Pink Lady Monster, photo by Tom Murphy

Wednesday | 03.29
What: Sell Farm, Sky Creature, French Kettle Station and Pink Lady Monster
When: 7
Where: Globe Hall
Why: Sell Farm has been exploring an unusual but fascinating creative trajectory for the past few years seeming to create an unlikely combination of indiepop, dub and industrial music. New York City’s Sky Creature is an eclectic fusion of punk energy, dream pop and art rock. French Kettle Station has often defied easy categorization but might be loosely be considered to make music expanding beyond a brilliant nexus of dub, glitchcore, New Age music and ambient.
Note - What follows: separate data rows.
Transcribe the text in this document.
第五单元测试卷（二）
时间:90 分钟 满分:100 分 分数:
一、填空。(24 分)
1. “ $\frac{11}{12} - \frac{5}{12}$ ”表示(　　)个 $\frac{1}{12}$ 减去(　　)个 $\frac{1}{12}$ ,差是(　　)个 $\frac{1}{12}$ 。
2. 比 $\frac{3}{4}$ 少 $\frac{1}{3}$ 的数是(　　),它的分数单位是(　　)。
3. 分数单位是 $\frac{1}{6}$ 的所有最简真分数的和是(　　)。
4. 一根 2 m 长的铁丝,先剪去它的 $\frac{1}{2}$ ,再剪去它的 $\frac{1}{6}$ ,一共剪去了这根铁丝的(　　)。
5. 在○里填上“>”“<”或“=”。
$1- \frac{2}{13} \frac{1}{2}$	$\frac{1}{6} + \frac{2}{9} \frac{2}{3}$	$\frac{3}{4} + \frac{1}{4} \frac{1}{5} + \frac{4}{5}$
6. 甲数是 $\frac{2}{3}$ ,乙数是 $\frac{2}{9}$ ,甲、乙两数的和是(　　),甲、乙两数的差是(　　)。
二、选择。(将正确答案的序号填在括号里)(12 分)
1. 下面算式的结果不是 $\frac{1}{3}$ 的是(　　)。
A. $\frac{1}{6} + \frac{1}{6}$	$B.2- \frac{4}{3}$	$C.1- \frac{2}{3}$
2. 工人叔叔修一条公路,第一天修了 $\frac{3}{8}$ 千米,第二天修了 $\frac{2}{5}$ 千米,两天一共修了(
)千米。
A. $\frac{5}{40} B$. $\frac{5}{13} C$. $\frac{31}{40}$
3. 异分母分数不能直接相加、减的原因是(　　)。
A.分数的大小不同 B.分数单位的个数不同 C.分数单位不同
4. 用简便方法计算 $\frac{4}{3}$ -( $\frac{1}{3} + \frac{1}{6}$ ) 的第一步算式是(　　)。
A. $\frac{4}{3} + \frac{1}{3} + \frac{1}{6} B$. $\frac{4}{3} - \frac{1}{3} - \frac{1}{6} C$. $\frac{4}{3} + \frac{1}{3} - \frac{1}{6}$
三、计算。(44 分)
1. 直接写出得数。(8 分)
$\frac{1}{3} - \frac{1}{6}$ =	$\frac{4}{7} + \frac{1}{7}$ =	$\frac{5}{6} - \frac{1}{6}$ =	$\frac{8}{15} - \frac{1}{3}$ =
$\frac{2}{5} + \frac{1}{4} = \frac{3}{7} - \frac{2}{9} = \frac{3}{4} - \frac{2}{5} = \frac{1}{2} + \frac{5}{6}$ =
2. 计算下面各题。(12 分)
Pink Lady Monster might once have been considered a “dream pop” band and there are elements of that there but the trio and maybe quartet at this point has moved more into the realm of post-psychedelic rock free jazz prog while having become one of Denver’s best bands not yet widely acknowledged as such.
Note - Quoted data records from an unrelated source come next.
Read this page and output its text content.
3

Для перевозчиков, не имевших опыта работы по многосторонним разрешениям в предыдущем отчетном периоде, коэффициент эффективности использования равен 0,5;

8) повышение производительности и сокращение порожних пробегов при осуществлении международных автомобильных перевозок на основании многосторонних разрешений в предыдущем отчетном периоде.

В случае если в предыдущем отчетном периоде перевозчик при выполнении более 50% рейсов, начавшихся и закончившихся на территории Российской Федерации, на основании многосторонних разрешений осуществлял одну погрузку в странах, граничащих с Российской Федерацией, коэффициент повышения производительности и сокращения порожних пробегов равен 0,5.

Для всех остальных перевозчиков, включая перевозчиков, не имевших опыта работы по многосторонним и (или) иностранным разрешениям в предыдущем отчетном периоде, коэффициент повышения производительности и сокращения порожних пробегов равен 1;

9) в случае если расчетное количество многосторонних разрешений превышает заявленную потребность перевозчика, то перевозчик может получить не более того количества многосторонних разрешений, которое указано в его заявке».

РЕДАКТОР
Hermanos Gutiérrez, photo by Larry Nlehues

Wednesday and Thursday | 03.29 and 03.30
What: Hermanos Gutiérrez
When: 7
Where: Washingon’s (03.29) and Boulder Theater (03.30)
Why: Hermanos Gutiérrez, as the name suggests, is brothers Alejandro and Estevan Gutiérrez who have an Ecuadorian mother and Swiss father. With frequent trips to Playas, Ecuador growing up the brothers absorbed the culture and music of both family backgrounds. The duo formed its current project in 2015 in a jam session that apparently created an evocative sound that had roots in surf rock and Latin musical styles. By 2020 a sound more akin to Ennio Morricone’s soundtrack work became an element of the band’s style expanding its emotional or at least tonal range and lending its already compelling instrumental music even more nuance and emotional shading. The brothers Gutiérrez seem to play as one instrument with their various elements on guitar and percussion in perfect sync and working toward telling introspective and thoughtful stories without lyrics and operating on pure mood and the poetry of their shared expression through sound. Hermanos Gutiérrez toured in Fall 2022 in support of its then new album El Bueno y el Malo produced by Dan Auerbach for his label Easy Eye Sound and for this tour one can expect a reprise of that set of music for the shows at Washington’s in Fort Collins and Boulder Theater.

Endless Nameless, photo by Tom Murphy

Friday | 03.31
What: Muscle Beach, Endless Nameless and Limbwrecker
When: 8
Where: Hi-Dive
Why: Endless Nameless released its debut album Living Without via Silent Pendulum Records on March 24, 2023. The Denver-based band has been establishing its reputation for a uniquely creative sound that is math rock, emo, progressive metal and punk and for its cathartically energetic live shows that feel like an extended flow of enthusiasm and emotional upswing. Sharing the bill this night are hybrid hardcore-extreme metal legends Muscle Beach and grind/hardcore/thrash group Limbwrecker.

N3PTUNE in 2022, photo by Tom Murphy

Friday | 03.31
What: N3PTUNE w/Rusty Steve, Neon the Bishop and Cain Culto
When: 7
Where: Bluebird Theater
Why: N3PTUNE has against the odds turned his inspired R&B, glam rock, futuristic funk and dream pop inclinations into a band that seems unbound by narrow genres. The live show is theatrical, dramatic and powerful in a way that one doesn’t often see in local music like the offspring of Prince and David Bowie.